02/10/2025
Amelie, la niña que vino de las estrellas
Dicen que en las noches más claras, cuando el cielo se viste de diamantes, algunas estrellas bajan a la Tierra convertidas en pequeños seres de luz. Una de ellas fue Amelie, una niña de cinco años con ojos tan profundos como el universo mismo.
Amelie no hablaba demasiado, pero cuando lo hacía, sus palabras eran como destellos de cometa: breves, luminosas y sorprendentes. Prefería escuchar el murmullo de los árboles, el canto de los grillos o el eco de sus propios pasos sobre el pasto húmedo. Tenía un don especial: veía el mundo de una forma distinta, como si cada detalle escondiera un secreto.

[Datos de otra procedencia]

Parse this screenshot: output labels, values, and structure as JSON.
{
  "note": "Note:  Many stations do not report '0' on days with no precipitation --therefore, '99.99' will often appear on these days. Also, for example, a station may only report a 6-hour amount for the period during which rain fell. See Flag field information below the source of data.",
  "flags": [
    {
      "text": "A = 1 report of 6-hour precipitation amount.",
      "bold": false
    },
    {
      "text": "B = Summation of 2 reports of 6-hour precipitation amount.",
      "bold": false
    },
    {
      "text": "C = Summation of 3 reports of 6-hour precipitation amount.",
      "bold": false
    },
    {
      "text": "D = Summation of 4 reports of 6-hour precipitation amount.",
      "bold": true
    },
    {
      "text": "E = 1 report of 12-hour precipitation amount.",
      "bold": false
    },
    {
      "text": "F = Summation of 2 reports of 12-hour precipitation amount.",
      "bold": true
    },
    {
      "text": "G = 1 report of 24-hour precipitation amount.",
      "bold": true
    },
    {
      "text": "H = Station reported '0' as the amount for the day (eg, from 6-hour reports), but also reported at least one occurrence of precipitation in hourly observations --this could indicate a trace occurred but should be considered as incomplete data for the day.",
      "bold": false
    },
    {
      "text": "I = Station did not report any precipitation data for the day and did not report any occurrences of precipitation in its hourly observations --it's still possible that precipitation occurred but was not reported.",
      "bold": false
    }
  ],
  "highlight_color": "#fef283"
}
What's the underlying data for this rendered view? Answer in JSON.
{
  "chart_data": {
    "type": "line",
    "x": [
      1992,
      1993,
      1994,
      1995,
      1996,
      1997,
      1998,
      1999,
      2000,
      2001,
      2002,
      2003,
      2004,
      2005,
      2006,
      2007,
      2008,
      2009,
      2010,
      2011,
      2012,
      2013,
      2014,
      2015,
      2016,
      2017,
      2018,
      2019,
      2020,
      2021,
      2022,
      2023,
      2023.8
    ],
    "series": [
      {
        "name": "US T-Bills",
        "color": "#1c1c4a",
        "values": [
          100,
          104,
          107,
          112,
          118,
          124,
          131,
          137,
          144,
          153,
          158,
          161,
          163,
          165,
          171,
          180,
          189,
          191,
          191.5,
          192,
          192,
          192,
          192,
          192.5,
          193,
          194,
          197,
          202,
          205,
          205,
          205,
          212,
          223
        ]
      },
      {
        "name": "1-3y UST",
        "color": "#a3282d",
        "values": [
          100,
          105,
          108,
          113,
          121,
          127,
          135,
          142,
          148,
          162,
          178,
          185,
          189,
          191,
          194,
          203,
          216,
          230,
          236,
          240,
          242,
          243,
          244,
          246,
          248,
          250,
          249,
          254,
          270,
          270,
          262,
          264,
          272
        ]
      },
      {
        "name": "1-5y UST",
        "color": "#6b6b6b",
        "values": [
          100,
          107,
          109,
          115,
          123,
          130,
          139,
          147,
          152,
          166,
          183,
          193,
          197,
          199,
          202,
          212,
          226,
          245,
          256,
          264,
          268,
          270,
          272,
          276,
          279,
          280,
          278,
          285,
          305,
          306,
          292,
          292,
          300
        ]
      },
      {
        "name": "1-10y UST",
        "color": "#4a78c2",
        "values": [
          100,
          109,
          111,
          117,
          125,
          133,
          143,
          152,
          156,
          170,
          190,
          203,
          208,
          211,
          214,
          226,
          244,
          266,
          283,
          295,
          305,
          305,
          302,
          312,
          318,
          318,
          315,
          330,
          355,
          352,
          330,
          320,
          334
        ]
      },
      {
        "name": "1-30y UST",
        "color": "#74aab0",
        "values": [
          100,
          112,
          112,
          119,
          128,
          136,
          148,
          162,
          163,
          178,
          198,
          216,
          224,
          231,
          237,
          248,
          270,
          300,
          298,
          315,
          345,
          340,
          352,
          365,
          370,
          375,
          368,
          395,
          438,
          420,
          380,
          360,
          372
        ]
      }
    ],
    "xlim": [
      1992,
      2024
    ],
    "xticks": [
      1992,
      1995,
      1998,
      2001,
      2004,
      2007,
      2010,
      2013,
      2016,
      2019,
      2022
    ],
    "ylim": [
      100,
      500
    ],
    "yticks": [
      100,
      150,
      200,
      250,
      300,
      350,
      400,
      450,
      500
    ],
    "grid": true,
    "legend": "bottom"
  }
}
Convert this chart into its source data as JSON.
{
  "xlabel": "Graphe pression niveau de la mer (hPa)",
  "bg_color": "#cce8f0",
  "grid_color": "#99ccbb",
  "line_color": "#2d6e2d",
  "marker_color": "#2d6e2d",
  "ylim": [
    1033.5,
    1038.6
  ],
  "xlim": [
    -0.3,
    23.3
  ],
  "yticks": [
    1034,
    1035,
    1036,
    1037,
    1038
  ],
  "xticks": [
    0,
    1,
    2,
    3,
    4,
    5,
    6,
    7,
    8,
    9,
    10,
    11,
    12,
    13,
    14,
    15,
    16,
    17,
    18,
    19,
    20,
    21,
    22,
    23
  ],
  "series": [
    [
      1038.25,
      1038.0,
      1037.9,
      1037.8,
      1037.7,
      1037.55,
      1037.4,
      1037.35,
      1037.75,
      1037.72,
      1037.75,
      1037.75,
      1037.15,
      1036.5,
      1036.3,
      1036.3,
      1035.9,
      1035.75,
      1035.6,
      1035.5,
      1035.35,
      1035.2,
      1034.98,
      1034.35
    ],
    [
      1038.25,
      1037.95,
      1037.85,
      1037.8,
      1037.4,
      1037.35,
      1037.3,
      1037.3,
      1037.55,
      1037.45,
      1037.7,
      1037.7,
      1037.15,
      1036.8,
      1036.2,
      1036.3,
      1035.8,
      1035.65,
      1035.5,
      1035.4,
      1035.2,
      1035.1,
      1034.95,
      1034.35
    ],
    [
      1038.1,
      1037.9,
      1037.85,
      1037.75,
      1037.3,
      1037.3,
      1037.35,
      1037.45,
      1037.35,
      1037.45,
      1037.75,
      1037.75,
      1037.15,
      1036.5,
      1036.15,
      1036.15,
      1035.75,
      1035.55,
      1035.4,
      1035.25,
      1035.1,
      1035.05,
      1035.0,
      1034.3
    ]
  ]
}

En el pueblo, algunos pensaban que Amelie era “diferente”. Y tenían razón, porque Amelie no había nacido de la forma en que todos nacen. Ella había llegado desde las estrellas, trayendo consigo la música de otros mundos. Su risa era como campanitas de cristal, y cuando sonreía, parecía que el cielo entero se iluminaba un poco más.

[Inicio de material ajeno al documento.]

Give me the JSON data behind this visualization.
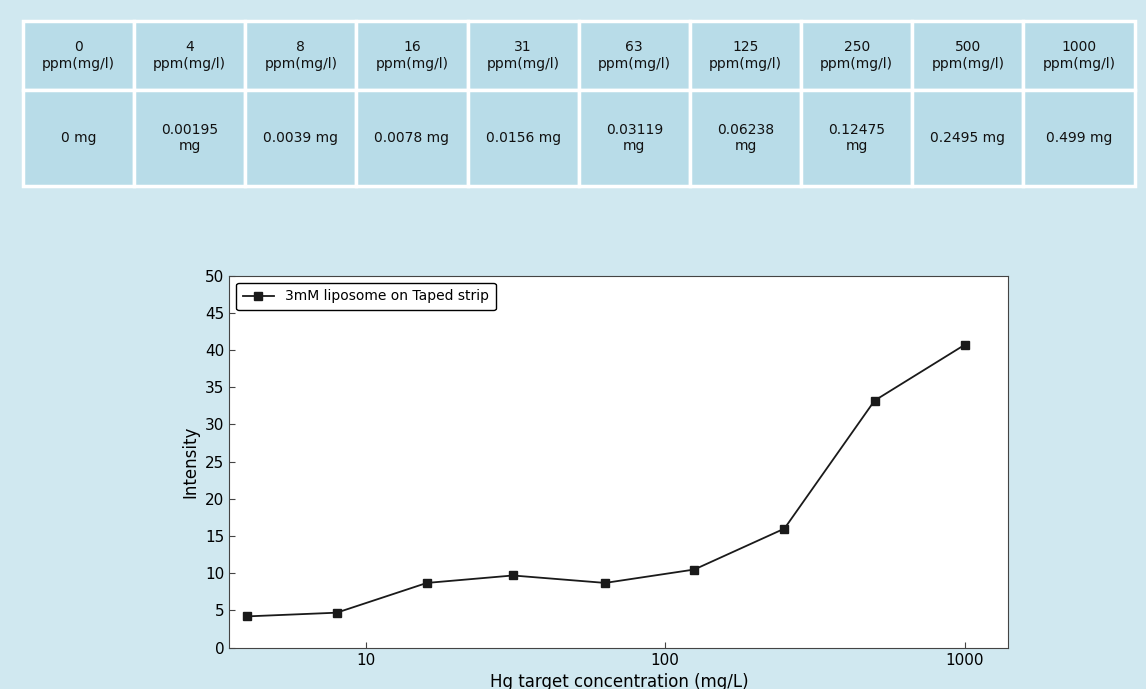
{
  "table_row1": [
    "0\nppm(mg/l)",
    "4\nppm(mg/l)",
    "8\nppm(mg/l)",
    "16\nppm(mg/l)",
    "31\nppm(mg/l)",
    "63\nppm(mg/l)",
    "125\nppm(mg/l)",
    "250\nppm(mg/l)",
    "500\nppm(mg/l)",
    "1000\nppm(mg/l)"
  ],
  "table_row2": [
    "0 mg",
    "0.00195\nmg",
    "0.0039 mg",
    "0.0078 mg",
    "0.0156 mg",
    "0.03119\nmg",
    "0.06238\nmg",
    "0.12475\nmg",
    "0.2495 mg",
    "0.499 mg"
  ],
  "x_values": [
    4,
    8,
    16,
    31,
    63,
    125,
    250,
    500,
    1000
  ],
  "y_values": [
    4.2,
    4.7,
    8.7,
    9.7,
    8.7,
    10.5,
    16.0,
    33.2,
    40.7
  ],
  "xlabel": "Hg target concentration (mg/L)",
  "ylabel": "Intensity",
  "legend_label": "3mM liposome on Taped strip",
  "ylim": [
    0,
    50
  ],
  "yticks": [
    0,
    5,
    10,
    15,
    20,
    25,
    30,
    35,
    40,
    45,
    50
  ],
  "xlim_low": 3.5,
  "xlim_high": 1400,
  "table_bg_color": "#b8dce8",
  "line_color": "#1a1a1a",
  "marker": "s",
  "marker_size": 6,
  "font_size_table": 10,
  "font_size_axis": 12,
  "font_size_ticks": 11,
  "bg_color": "#d0e8f0"
}
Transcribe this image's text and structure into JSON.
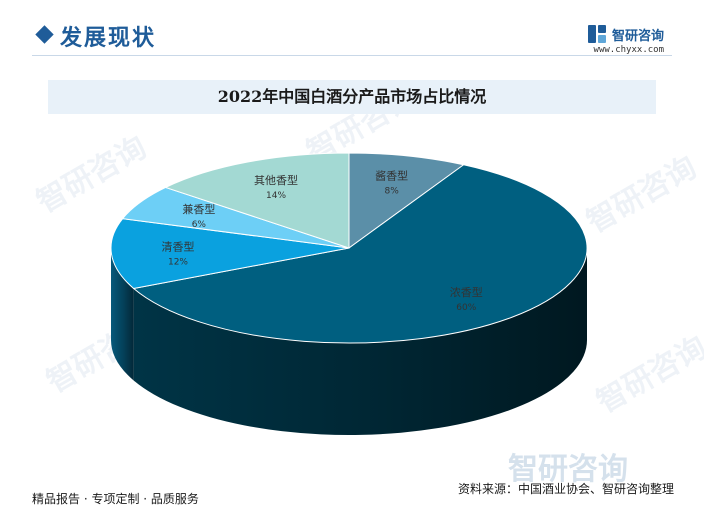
{
  "header": {
    "section_title": "发展现状",
    "brand_name": "智研咨询",
    "brand_url": "www.chyxx.com"
  },
  "footer": {
    "tagline": "精品报告 · 专项定制 · 品质服务",
    "source": "资料来源：中国酒业协会、智研咨询整理"
  },
  "watermark": {
    "text": "智研咨询"
  },
  "colors": {
    "brand": "#1f5c99",
    "title_band": "#e8f1f9"
  },
  "chart_data": {
    "type": "pie",
    "title": "2022年中国白酒分产品市场占比情况",
    "style": "3d",
    "slices": [
      {
        "label": "酱香型",
        "value": 8,
        "display": "8%",
        "color": "#5b8fa8"
      },
      {
        "label": "浓香型",
        "value": 60,
        "display": "60%",
        "color": "#005f80"
      },
      {
        "label": "清香型",
        "value": 12,
        "display": "12%",
        "color": "#0aa1df"
      },
      {
        "label": "兼香型",
        "value": 6,
        "display": "6%",
        "color": "#6dcff6"
      },
      {
        "label": "其他香型",
        "value": 14,
        "display": "14%",
        "color": "#a3d9d3"
      }
    ]
  }
}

Amelie amaba las luces: las luciérnagas eran sus amigas, y a veces, al verlas brillar, movía sus manitas como si intentara hablar en el mismo idioma que ellas. Su mamá decía que cada movimiento suyo era una danza secreta que solo el universo entendía.
Un día, mientras paseaba por el jardín, Amelie encontró una mariposa azul atrapada entre las ramas. Con cuidado, la liberó y la observó batir sus alas. Nadie más lo vio, pero en ese instante, el insecto susurró en un lenguaje invisible:
—Gracias, pequeña viajera de las estrellas.
Porque todos los seres, aunque no pudieran hablar como los humanos, sentían la pureza de Amelie. Ella no necesitaba palabras para comunicarse; bastaba con su mirada, con la calma de su silencio.
Cada noche, antes de dormir, Amelie miraba el cielo. Sus ojos brillaban como si intentaran reconocer el lugar de donde había venido. Y las estrellas, en respuesta, titilaban más fuerte, como si quisieran recordarle:
—No estás sola. Somos parte de ti.
El pueblo comenzó a comprender que Amelie no era rara, ni difícil de entender. Era un regalo. Una niña que enseñaba que el mundo podía mirarse con otros ojos: con paciencia, con ternura y con asombro.
Y así, Amelie siguió creciendo entre abrazos y destellos, recordándole a todos que la verdadera magia no siempre llega con varitas o hechizos… a veces llega con una niña de cinco años, nacida del cielo, que ve la vida con el corazón abierto.
Porque Amelie, la niña que vino de las estrellas, había traído consigo la lección más grande: que la diferencia también brilla, y que cada alma tiene su propia manera de iluminar la Tierra.
**ser diferente es brillar de una manera única y cada brillo hace que el mundo sea más hermoso.